Does it have any elected or other representatives?
It boasts six council seats, mostly in Derby. It scored 6 per cent where it stood in the last local elections, and, until recently, also performed poorly in by-elections. But times change. On the current poll ratings, Reform UK should get around 10 per cent of the vote in a general election, about the same as the Liberal Democrats – but unlike the Lib Dems, that will yield it no seats. The party’s strength in some parts of England and Wales is nowhere concentrated enough to get someone to the top of the poll and elected under our first-past-the-post system.
Reform UK can look forward to decent results in depressed coastal towns, parts of East Anglia, and the red wall; but that is offset by severe weakness in the big cities and across Scotland.

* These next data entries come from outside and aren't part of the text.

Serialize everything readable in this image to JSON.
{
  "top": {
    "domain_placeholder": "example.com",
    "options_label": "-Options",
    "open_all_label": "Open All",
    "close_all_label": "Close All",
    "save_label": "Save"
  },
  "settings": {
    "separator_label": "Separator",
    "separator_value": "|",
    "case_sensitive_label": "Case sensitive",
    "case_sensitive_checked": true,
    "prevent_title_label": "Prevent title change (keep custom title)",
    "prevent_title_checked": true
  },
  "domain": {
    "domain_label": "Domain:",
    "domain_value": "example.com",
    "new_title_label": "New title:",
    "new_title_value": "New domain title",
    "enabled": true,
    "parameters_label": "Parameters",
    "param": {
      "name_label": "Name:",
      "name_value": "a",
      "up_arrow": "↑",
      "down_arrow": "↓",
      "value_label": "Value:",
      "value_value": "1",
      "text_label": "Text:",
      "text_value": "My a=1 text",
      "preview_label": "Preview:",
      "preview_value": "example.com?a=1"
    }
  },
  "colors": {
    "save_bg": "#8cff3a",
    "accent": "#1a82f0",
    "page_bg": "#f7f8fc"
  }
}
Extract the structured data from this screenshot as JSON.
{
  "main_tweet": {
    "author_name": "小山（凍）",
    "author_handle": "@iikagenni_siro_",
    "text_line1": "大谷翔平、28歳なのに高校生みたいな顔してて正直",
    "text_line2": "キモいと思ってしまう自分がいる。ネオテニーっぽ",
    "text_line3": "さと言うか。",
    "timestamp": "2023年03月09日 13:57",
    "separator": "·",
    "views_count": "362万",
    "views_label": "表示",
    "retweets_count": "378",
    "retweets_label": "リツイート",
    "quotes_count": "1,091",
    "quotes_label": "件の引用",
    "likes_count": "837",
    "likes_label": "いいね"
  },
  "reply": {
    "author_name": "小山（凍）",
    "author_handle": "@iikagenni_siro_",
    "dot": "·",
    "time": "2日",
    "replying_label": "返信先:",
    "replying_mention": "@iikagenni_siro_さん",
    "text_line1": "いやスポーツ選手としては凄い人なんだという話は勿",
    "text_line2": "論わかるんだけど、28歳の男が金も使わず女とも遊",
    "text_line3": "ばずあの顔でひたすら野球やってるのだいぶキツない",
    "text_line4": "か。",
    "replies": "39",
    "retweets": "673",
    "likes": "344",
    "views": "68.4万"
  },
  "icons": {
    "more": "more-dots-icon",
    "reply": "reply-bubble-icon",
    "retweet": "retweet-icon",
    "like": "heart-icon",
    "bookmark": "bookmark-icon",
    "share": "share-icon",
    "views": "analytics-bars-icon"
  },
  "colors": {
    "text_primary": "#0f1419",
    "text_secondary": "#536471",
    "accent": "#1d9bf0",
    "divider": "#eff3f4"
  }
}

If there were still elections via PR for the European parliament, then it would be well represented and financially better off by now – but ironically, that route to media presence, power and influence is no longer open. As yet, there are no Reform UK peers, and there have been no defections to the party in the Commons. Perhaps some Tory MP with nothing to lose will jump ship.
Is a vote for Reform a vote to put Keir Starmer into No 10?
Yes. It’s the argument that Sunak makes, but the obvious problem for the Conservatives is that Reform voters are mostly fully cognisant of the consequences of their actions, and still don’t want to vote for Sunak and his “plan”. Unlike Jeremy Corbyn, Starmer evidently doesn’t frighten them all that much, despite Tice’s own warnings of “Starmergeddon”.
Does Reform UK want to destroy the Conservatives?
Sometimes it says it does, and it is going the right way about it. The leader, Tice, has promised to stand in every seat this time, unlike in 2019 when the party (ie Farage, the then leader) was eventually persuaded to stand down in seats with Conservative incumbents. One effect of Tice’s plan might be to help deprive the likes of natural Tory allies such as Lee Anderson, Mark Francois and Jacob Rees-Mogg their seats in the Commons.
Will Farage return to full-time campaigning?
He’s been teasing us, but probably not. Even on the basis of the party’s current ratings and his own celebrity, he couldn’t be sure of winning a Commons seat. If he did stand, or just threw himself into all-out campaigning, he might only succeed in increasing Labour’s landslide majority and leaving the right wing of British politics too weak to recover, thus endangering the success of the “once in a generation” realignment he has in mind for after the election.
In that scenario, presumably, the centrist One Nation Conservatives would be pushed out, and Reform and the Tory hard right would regroup, preferably under Farage’s leadership. Where Boris Johnson, Liz Truss, Suella Braverman and Kemi Badenoch would fit into this set-up is unclear. But that’s for another time.
At the moment, Farage is enjoying himself on TV and being the supposed kingmaker of the Tories, and would much rather spend the autumn in the US as a Donald Trump support act than touring rainy old Britain, patriot though he is. It is quite remarkable, in fact, that he hasn’t lifted a finger for his friends Reform in the past few months, and was absent from the 2024 launch event (but not from various Conservative conferences). He’s leaving the task of leading the latest attempt at national revival to others.